According to Julio Ortiz, manager of maintenance, bus operations, with the San Diego Metropolitan Transit System (MDTS), the buses with the gasoline hybrid systems have been working out really well. “The mean distance between failures (MDBF) shows we’re getting about 12,000 miles in-between failures here in comparison to some of the CNGs and some of the diesel buses.” He continues, “When we compare these buses, we get about 6,000 miles, so we’re getting about twice as much so it’s a very good advantage.”

Coryell comments, “These buses are very quiet to drive; interior and exterior noise levels are very low. NABI’s drivers thought their drivability was very nice.”

Running newer technology isn’t without its adjustments or learning curves, however.

“With any technology introduction, training is key for both the operations and the maintenance people and really, just as important, is a really solid partnership with your OEM, your bus manufacturer, the propulsion system manufacturer,” says Vigil. “I think one of the things that we like to tout is that we couldn’t have hit 10 million miles of revenue service on our hybrids if it wasn’t for that joint support.”

One of the challenges at San Diego was familiarizing the union employees.
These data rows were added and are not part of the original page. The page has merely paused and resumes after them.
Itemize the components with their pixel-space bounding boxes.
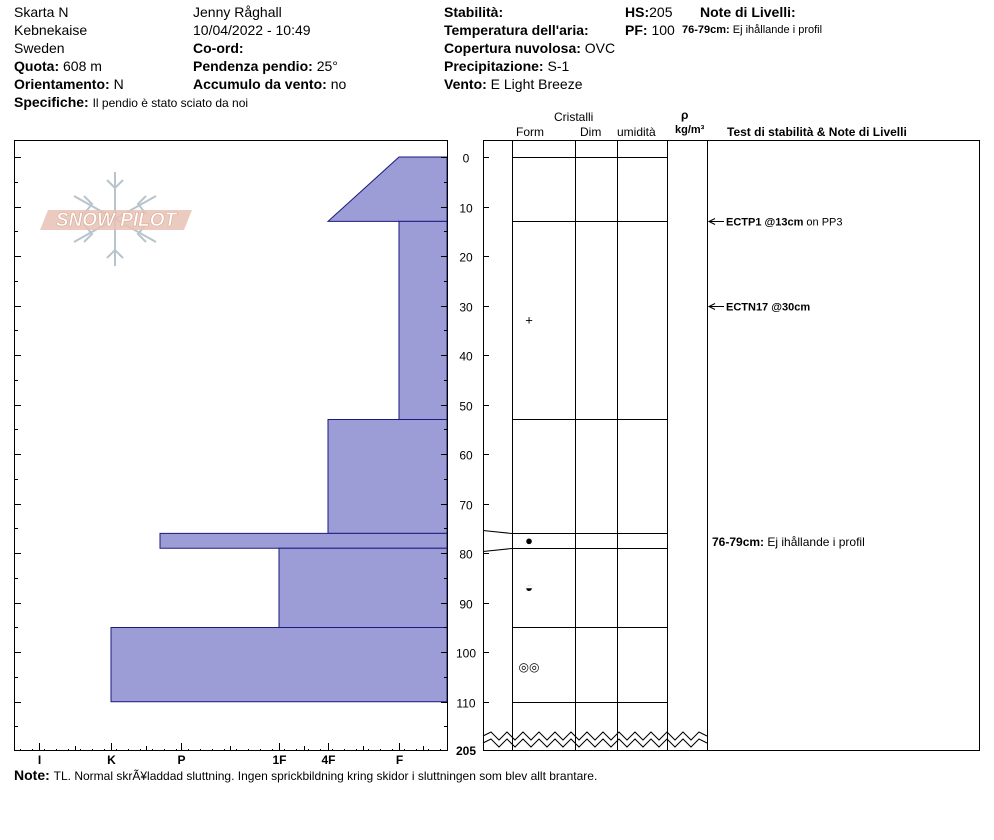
hs-label: HS: [625, 4, 650, 20]
precip-label: Precipitazione: [444, 58, 544, 74]
layer-note-range-label: 76-79cm: [712, 535, 765, 549]
y-tick-label: 0 [462, 151, 470, 166]
stability-test-label [726, 302, 810, 314]
location: Kebnekaise [14, 22, 88, 38]
axis-break-upper [483, 732, 707, 740]
y-tick-label: 50 [459, 399, 473, 414]
aspect-label: Orientamento: [14, 76, 110, 92]
density-unit-header: kg/m³ [675, 124, 705, 136]
wind-value: E Light Breeze [490, 76, 583, 92]
x-tick-label: P [177, 753, 186, 767]
y-tick-label: 10 [459, 201, 473, 216]
stability-test-name: ECTP1 @13cm [726, 216, 804, 229]
datetime: 10/04/2022 - 10:49 [193, 22, 311, 38]
hardness-layer-bar [160, 533, 447, 548]
precip-value: S-1 [547, 58, 570, 74]
x-tick-label: 4F [321, 753, 336, 767]
stability-notes-header: Test di stabilità & Note di Livelli [727, 125, 907, 139]
hardness-layer-bar [328, 157, 447, 221]
x-tick-label: K [107, 753, 116, 767]
pf-value: 100 [651, 22, 675, 38]
rho-header: ρ [681, 108, 689, 122]
hardness-layer-bar [399, 221, 447, 419]
x-tick-label: F [395, 753, 404, 767]
stability-test-extra: on PP3 [803, 216, 843, 229]
slope-value: 25° [316, 58, 338, 74]
grain-form-symbol: ◎◎ [518, 660, 540, 675]
wind-loading-label: Accumulo da vento: [193, 76, 327, 92]
elevation-label: Quota: [14, 58, 60, 74]
y-tick-label: 60 [459, 448, 473, 463]
slope-label: Pendenza pendio: [193, 58, 313, 74]
grain-form-symbol: ◒ [525, 579, 533, 595]
elevation-value: 608 m [63, 58, 102, 74]
moisture-header: umidità [617, 125, 656, 139]
specifics-value: Il pendio è stato sciato da noi [92, 96, 249, 110]
grain-form-symbol: ● [525, 532, 533, 548]
x-tick-label: I [37, 753, 42, 767]
wind-loading-value: no [330, 76, 347, 92]
x-tick-label: 1F [272, 753, 287, 767]
y-tick-label: 20 [459, 250, 473, 265]
stability-label: Stabilità: [444, 4, 504, 20]
hardness-layer-bar [279, 548, 447, 627]
snowpilot-logo [40, 172, 192, 266]
crystals-header: Cristalli [554, 110, 594, 124]
layer-note-text-label: Ej ihållande i profil [764, 535, 865, 549]
specifics-label: Specifiche: [14, 94, 89, 110]
aspect-value: N [113, 76, 124, 92]
hardness-layer-bar [328, 419, 447, 533]
stability-test-name: ECTN17 @30cm [726, 301, 811, 314]
y-tick-label: 40 [459, 349, 473, 364]
dim-header: Dim [580, 125, 602, 139]
cloud-label: Copertura nuvolosa: [444, 40, 581, 56]
cloud-value: OVC [584, 40, 616, 56]
layer-notes-label: Note di Livelli: [700, 4, 796, 20]
layers-plot-frame [484, 141, 980, 751]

Ortiz says, “They always think, ‘Oh my God, we’re getting to a new technology and we are a CNG property and now we got hybrid and we’re not going to know what to do. This is all electrical so we’re not going to have mechanics; we’re only going to have electricians.’”

He explains, “Well, that wasn’t the case. The way we exposed it to them was, we made them familiar with the technology and then we had ISE come and do demonstrations and technical training for them and show them in one of the buses that they brought in.” He adds, “So far the systems are working very well; we are impressed with the way the system is working.”